Antonio Costa, leader du Parti socialiste portugais, devrait être nommé Premier ministre par le président. (photo AFP)

Le président portugais Anibal Cavaco Silva a réclamé lundi davantage de garanties sur la « stabilité » d’un futur gouvernement socialiste soutenu par la gauche radicale, au risque de prolonger une impasse politique qui dure depuis les élections du 4 octobre.

Pressé de toutes parts de mettre fin à l’incertitude, M. Cavaco Silva a chargé le leader du PS, Antonio Costa, 54 ans, de « déployer des efforts en vue de la formation d’un gouvernement stable, durable et crédible », mais a demandé des « clarifications » avant de le désigner comme Premier ministre.

Faute de pouvoir dissoudre le Parlement, il a assorti une éventuelle nomination de M. Costa d’une série de conditions, notamment le respect des engagements européens en matière de finances publiques. Une alliance inédite entre le PS, le Parti communiste, les Verts et le Bloc de gauche, proche du parti grec Syriza, avait fait chuter le 10 novembre le gouvernement de centre droit minoritaire de Pedro Passos Coelho, reconduit dans ses fonctions après avoir remporté les élections.

M. Cavaco Silva, un conservateur de 76 ans en fin de mandat, n’a jamais caché sa réticence à nommer un gouvernement socialiste appuyé au Parlement par des partis de gauche « anti-européens » et « opposés à l’Otan » et a réitéré ses doutes lors d’un entretien lundi avec M. Costa.

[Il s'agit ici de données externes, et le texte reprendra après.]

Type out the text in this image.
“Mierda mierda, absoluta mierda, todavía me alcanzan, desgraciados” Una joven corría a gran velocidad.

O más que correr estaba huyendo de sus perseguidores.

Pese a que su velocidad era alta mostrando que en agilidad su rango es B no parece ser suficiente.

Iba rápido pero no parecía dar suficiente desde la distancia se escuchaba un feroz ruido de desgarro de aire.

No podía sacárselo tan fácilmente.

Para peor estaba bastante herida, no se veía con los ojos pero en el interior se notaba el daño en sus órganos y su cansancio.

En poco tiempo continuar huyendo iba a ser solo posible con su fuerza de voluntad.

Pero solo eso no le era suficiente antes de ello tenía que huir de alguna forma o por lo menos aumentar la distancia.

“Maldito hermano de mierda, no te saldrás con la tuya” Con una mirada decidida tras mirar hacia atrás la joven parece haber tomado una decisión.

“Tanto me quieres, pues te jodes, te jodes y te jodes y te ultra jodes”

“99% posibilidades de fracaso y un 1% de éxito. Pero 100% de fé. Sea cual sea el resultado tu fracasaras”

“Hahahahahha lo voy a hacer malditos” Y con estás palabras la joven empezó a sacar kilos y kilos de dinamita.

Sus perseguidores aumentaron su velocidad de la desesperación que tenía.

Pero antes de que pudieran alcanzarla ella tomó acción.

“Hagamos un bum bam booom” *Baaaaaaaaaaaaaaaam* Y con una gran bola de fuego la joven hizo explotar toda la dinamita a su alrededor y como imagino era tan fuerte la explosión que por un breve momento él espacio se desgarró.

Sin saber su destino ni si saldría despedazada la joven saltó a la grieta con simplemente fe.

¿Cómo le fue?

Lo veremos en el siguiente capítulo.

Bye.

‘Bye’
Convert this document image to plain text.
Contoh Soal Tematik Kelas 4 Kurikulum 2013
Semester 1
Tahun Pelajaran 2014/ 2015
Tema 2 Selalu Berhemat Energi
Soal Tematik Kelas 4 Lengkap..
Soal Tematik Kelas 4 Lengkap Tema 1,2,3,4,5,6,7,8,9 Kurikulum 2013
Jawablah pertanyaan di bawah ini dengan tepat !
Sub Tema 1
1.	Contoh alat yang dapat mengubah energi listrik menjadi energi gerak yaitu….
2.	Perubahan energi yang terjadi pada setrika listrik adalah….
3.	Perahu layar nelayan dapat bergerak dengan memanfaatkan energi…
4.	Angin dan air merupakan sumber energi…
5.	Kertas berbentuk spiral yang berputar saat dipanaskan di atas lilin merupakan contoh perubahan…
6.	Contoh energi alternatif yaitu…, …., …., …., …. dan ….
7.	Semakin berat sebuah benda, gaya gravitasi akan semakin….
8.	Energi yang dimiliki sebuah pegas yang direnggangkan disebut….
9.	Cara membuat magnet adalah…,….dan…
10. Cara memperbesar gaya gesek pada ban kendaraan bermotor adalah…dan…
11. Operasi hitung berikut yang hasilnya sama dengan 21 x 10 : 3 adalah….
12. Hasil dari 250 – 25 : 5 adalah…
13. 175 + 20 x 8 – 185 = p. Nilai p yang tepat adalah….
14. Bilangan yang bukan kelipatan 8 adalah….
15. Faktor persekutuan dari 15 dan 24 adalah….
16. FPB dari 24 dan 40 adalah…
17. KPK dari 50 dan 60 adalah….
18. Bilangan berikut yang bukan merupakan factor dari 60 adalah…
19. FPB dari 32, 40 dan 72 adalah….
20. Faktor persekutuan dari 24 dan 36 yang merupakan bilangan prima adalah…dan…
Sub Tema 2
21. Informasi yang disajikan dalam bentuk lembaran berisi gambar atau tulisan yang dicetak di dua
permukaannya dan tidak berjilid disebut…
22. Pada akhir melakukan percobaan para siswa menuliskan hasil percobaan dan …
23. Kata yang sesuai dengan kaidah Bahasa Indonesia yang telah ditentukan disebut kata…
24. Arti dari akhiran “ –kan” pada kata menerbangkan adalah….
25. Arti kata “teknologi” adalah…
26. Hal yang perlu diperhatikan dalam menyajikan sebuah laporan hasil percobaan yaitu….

« Clarification formelle »

Il faut d’abord donner une « clarification formelle » sur plusieurs points, dont « l’adoption des budgets de l’Etat », « le respect des règles de discipline budgétaire » de la zone euro et l’appartenance du Portugal à l’Otan, a-t-il insisté. Ce dernier avait pourtant assuré encore vendredi que le PS était en mesure de former « un gouvernement stable avec un programme crédible et cohérent, qui respecte les engagements internationaux du pays et lui permettra de se doter le plus rapidement possible d’un budget pour 2016 ».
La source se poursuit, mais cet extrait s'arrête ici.